“We can now see a CME from the time it leaves the solar surface until it reaches Earth, and we can reconstruct the event in 3D directly from the images,” said Angelos Vourlidas, a solar physicist at the Naval Research Laboratory, Washington, and project scientist for the Sun Earth Connection Coronal and Heliospheric Investigation aboard STEREO. In the video above, see some of the 3-D imagery, and hear Vourlidas talk about about the new findings.
CMEs spew billions of tons of plasma into space at thousands of miles per hour and carry some of the sun’s magnetic field with it. These solar storm clouds create a shock wave and a large, moving disturbance in the solar system. The shock can accelerate some of the particles in space to high energies, a form of “solar cosmic rays” that can be hazardous to spacecraft and astronauts. The CME material, which arrives days later, can disrupt Earth’s magnetic field, or magnetosphere, and upper atmosphere.
STEREO consists of two nearly identical observatories that make simultaneous observations of CMEs from two different vantage points. One observatory ‘leads’ Earth in its orbit around the sun, while the other observatory ‘trails’ the planet. STEREO’s two vantage points provide a unique view of the anatomy of a solar storm as it evolves and travels toward Earth. Once the CME arrives at the orbit of Earth, sensors on the satellites take in situ measurements of the solar storm cloud, providing a “ground truth” between what was seen at a distance and what is real inside the CME.
The combination is providing solar physicists with the most complete understanding to date of the inner workings of these storms. It also represents a big step toward predicting when and how the impact will be felt at Earth. The separation angle between the satellites affords researchers to track a CME in three dimensions, something they have done several times in the past few years as they have learned to use this new space weather tool.
“The in situ measurements from STEREO and other near-Earth spacecraft link the physical properties of the escaping CME to the remote images,” said Antoinette “Toni” Galvin, a solar physicist at the University of New Hampshire, and the principal investigator on STEREO’s Plasma and Suprathermal Ion Composition (PLASTIC) instrument. “This helps us to understand how the internal structure of the CME was formed and to better predict its impact on Earth.”
Until now, CMEs could be imaged near the sun but the next measurements had to wait until the CME cloud arrived at Earth three to seven days later. STEREO’s real-time images and measurements give scientists a slew of information—speed, direction, and velocity—of a CME days sooner than with previous methods. As a result, more time is available for power companies and satellite operators to prepare for potentially damaging solar storms.
Much like a hurricane’s destructive force depends on its direction, size, and speed, the seriousness of a CME’s effects depends on its size and speed, as well as whether it makes a direct or oblique hit across Earth’s orbit.

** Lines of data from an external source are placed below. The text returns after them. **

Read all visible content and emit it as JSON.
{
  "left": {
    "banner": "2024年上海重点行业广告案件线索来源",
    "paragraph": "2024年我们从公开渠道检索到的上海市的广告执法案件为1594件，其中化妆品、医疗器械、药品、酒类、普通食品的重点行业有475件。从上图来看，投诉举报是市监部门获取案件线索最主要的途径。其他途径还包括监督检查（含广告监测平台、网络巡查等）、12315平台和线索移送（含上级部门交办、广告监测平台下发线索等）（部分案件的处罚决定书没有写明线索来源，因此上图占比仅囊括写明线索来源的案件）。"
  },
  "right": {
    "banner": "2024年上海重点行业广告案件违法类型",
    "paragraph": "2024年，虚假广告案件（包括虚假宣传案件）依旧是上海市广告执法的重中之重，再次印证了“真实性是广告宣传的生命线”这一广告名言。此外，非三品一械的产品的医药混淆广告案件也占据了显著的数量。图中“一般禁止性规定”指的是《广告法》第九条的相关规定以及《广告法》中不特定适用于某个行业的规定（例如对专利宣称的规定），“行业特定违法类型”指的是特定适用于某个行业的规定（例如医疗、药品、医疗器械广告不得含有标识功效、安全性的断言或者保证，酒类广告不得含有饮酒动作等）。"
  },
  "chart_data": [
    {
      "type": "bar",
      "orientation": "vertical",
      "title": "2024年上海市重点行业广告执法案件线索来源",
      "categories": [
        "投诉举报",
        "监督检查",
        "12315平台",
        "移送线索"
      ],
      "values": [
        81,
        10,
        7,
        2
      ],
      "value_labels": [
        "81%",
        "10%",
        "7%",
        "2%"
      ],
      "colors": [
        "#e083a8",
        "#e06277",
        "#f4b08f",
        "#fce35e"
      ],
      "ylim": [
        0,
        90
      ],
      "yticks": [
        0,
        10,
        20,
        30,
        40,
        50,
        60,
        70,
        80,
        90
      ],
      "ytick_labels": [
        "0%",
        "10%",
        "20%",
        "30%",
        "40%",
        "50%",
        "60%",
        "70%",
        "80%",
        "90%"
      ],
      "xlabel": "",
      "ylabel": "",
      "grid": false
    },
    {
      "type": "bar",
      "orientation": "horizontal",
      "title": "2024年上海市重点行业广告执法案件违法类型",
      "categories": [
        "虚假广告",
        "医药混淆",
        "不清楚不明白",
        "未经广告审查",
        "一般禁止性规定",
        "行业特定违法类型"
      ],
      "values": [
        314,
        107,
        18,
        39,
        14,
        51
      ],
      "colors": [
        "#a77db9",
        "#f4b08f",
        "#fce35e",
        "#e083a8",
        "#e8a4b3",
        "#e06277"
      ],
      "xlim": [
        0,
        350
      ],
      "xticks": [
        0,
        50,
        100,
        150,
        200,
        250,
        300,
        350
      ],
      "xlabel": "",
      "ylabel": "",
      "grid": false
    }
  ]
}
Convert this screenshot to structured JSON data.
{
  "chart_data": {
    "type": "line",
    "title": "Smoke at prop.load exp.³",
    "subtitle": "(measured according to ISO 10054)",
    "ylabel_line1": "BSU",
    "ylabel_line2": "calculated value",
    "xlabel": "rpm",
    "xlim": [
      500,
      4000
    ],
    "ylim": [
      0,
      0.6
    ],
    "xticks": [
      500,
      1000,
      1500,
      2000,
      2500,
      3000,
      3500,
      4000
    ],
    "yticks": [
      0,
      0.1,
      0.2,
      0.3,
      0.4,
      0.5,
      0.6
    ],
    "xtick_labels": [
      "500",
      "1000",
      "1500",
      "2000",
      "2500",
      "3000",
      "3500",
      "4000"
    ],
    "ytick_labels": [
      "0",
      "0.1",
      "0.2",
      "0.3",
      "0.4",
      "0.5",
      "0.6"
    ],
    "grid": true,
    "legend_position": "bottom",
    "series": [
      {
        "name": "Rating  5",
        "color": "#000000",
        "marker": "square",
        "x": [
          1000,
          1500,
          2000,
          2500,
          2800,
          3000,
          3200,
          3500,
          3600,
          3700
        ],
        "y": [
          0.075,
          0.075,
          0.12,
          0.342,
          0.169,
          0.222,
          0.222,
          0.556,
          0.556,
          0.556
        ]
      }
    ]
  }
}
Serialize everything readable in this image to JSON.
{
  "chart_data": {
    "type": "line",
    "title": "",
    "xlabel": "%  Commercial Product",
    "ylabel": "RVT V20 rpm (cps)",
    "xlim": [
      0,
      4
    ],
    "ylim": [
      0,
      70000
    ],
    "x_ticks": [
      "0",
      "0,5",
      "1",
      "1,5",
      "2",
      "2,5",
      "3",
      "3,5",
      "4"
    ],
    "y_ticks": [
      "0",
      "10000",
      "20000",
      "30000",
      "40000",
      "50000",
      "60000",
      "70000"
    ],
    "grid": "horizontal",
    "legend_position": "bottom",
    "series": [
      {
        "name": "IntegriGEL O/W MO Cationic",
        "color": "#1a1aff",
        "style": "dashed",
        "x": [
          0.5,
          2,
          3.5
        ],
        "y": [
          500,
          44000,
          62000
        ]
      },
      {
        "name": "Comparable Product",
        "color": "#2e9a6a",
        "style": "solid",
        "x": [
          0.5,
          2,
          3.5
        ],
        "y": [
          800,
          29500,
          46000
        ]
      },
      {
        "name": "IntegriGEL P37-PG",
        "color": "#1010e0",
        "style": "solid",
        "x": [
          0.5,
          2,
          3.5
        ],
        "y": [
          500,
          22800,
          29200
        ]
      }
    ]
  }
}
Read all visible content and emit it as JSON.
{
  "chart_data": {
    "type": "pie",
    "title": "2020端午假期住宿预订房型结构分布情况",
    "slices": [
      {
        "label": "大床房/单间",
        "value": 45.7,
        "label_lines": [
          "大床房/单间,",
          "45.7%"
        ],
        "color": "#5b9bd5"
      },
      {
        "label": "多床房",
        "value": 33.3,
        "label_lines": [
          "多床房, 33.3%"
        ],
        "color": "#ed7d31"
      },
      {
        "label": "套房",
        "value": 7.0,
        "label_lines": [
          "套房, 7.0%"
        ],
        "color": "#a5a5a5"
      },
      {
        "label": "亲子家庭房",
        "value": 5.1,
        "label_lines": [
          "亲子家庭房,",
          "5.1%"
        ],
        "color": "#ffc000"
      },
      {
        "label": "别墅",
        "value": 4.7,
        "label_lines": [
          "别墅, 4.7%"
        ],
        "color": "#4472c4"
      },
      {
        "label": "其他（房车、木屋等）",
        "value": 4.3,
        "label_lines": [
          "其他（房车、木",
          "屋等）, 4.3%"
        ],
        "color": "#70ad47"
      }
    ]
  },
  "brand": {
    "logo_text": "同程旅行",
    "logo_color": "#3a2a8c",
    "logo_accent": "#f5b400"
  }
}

CMEs disturb the space dominated by Earth’s magnetic field. Disruptions to the magnetosphere can trigger the brightly colored, dancing lights known as auroras, or Northern and Southern Lights. While these displays are harmless, they indicate that Earth’s upper atmosphere and ionosphere are in turmoil.
Sun storms can interfere with communications between ground stations and satellites, airplane pilots, and astronauts. Radio noise from a storm can also disrupt cell phone service. Disturbances in the ionosphere caused by CMEs can distort the accuracy of Global Positioning System (GPS) navigation and, in extreme cases, induce stray electrical currents in long cables and power transformers on the ground.
The twin STEREO spacecraft were launched October 25, 2006, into Earth’s orbit around the sun.